Several Colombian cities show excellent signs of development and prosperity and could serve as models for struggling cities, according to an economic study.
The study conducted by the Caribbean Colombian Conservatory documented development levels in 22 Colombian cities by looking at human capital, science and technology, infrastructure, and environment. According to economic magazine Portafolio, although several cities excel in particular aspects of development, all of them lack in other areas.
Bogota received the highest score (98%) in infrastructure because of its exceptional water supply system, sewage management, and electricity. San Andres, Monteria, and Riohacha ranked at the bottom of this developmental indicator.

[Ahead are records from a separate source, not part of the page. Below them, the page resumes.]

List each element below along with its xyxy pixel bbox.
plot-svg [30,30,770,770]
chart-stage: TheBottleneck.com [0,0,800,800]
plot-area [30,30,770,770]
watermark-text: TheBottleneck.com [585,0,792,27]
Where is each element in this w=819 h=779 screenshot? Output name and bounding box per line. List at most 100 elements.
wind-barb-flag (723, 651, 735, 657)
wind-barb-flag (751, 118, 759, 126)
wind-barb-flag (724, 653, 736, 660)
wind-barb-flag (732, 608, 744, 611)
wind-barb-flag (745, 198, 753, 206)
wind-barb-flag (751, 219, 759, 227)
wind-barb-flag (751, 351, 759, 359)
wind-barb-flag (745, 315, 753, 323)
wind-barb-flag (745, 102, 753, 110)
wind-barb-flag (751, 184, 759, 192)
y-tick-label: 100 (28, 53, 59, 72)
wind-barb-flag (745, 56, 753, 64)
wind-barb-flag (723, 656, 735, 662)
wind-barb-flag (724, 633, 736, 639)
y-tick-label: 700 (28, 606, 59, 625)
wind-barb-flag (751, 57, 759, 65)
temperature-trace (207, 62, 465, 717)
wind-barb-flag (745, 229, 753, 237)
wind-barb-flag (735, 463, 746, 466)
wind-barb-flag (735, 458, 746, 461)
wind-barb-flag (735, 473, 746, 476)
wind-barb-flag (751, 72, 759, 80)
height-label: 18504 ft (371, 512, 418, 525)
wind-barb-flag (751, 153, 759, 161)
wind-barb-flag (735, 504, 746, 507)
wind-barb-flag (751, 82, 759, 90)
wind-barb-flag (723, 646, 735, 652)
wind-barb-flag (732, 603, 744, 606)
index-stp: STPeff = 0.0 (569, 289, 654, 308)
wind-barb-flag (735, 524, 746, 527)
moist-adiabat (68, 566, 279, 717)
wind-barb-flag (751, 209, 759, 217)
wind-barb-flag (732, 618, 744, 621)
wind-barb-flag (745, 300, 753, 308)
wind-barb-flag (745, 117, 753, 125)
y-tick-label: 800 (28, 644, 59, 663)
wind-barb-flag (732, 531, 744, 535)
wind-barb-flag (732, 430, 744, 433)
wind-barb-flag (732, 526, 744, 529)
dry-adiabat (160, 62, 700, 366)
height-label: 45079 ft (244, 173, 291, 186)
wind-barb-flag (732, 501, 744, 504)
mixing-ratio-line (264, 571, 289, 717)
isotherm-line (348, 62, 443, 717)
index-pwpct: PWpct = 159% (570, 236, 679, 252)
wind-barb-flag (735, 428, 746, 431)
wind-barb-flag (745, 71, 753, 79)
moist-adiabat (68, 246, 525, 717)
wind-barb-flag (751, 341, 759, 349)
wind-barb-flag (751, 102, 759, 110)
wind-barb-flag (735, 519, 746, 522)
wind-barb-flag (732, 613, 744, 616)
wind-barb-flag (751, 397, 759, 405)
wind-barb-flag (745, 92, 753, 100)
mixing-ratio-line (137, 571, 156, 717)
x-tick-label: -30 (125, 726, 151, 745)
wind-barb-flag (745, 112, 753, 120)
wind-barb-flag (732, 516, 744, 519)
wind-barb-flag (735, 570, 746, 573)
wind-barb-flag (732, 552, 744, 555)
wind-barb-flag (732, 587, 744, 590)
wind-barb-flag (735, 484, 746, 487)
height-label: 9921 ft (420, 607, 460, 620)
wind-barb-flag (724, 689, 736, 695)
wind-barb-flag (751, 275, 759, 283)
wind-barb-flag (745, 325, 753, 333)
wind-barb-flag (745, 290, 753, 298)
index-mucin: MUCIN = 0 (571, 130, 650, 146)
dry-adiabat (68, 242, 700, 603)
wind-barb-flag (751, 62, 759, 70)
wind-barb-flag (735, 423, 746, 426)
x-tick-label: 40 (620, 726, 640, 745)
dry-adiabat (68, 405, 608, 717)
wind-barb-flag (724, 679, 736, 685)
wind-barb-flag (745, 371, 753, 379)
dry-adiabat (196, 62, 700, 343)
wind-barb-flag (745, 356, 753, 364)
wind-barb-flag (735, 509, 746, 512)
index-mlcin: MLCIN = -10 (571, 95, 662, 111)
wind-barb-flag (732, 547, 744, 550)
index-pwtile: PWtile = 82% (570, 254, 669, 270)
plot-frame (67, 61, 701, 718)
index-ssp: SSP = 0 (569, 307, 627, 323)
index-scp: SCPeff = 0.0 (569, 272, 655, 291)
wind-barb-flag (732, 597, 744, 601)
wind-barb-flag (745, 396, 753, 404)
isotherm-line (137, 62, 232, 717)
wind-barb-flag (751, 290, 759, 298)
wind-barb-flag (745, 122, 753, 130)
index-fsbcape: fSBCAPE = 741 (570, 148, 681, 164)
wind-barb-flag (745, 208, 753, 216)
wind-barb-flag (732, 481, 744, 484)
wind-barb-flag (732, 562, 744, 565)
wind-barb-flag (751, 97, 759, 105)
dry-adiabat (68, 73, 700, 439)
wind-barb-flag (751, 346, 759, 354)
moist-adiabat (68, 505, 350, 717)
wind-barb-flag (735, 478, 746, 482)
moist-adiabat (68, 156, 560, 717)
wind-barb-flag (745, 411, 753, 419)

Medellin scored very highly in levels of fiscal management, largely because it generates more tax revenues from industry and trade than every other city. The city of San Andres failed in this indicator as well.
The southwest city of Pasto, capital of the Nariño department, ranked as one the most competitive cities in higher education. The study showed that Pasto schools utilize new technologies to keep students interested and perform oustandingly in mathematics, languages, and literacy.
Although tourism in Cartagena has boosted economic prosperity, the Caribbean city received the lowest score of all 22 cities in banking, due to an informal financial sector.
Ibague scored highly in reducing infant mortality rates by creating programs to educate vulnerable communities about common childhood illnesses. The city has also instituted a network of midwives to provide pre-natal assistance to pregnant women as well as an in-home post-natal nursing program to care for new mothers and their babies.
The study suggests that struggling cities use these success stories as models for development.